Myalgic encephalomyelitis/chronic fatigue syndrome (ME/CFS) is a debilitating long-term multisystem disorder that centres around fatigue that is inexplicably persistent in its severity and its inability to be relieved by rest. Gut dysbiosis, energy metabolism issues and oxidative stress are focal points of ME/CFS research. We have completed a metabolomic study that has enabled the observation of these issues through the metabolic analysis of blood serum, urine and feces with the quantitation of fecal microbes.
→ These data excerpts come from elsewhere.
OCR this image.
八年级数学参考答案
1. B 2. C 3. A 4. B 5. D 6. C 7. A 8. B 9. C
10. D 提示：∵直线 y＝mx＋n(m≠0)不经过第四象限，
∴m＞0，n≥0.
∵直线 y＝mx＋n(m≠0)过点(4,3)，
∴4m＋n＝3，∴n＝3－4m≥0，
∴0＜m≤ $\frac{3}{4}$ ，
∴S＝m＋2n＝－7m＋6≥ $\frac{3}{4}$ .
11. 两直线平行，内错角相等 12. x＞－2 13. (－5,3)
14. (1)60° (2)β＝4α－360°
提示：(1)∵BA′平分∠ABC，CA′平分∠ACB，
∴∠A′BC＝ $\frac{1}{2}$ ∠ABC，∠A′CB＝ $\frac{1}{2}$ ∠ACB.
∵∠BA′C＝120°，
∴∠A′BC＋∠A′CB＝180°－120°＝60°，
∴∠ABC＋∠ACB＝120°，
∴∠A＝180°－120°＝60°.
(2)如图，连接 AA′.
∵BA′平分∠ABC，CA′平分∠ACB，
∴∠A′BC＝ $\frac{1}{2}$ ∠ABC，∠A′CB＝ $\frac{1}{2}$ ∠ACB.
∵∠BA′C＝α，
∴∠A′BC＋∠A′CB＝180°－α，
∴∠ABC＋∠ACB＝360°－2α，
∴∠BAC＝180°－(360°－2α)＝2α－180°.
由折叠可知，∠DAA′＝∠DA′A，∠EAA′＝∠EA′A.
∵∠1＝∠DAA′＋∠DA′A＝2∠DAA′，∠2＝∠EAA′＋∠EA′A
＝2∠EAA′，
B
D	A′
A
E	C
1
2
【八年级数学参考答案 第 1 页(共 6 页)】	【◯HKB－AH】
We present a workflow for studying associations between gut bacteria and the host metabolism by using correlational analysis within the ME/CFS and healthy control cohorts. Samples were collected from a cohort of 34 females with ME/CFS (34.9±1.8 SE years old) and 25 healthy non-ME/CFS female participants (33.0±1.6 SE years old) and all samples underwent metabolic profiling via 1D 1H NMR spectroscopy experiments. In the healthy control group we observed a strong association between fecal short chain fatty acids (SCFAs) and many metabolites in the blood and urine highlighting the potential impact of diet on host metabolism. In the ME/CFS cohort, blood glucose was elevated while blood lactate, urine pyruvate, and urine alanine were reduced indicating a glycolysis anomaly. The increase of blood aspartate and decrease of blood glutamate suggest an increase in gluconeogenesis. The increase of fecal SCFAs appears to be positively correlated with enhanced gluconeogenesis within the host, which suggests that gut bacteria may play a role in the fatigue phenotype of ME/CFS sufferers.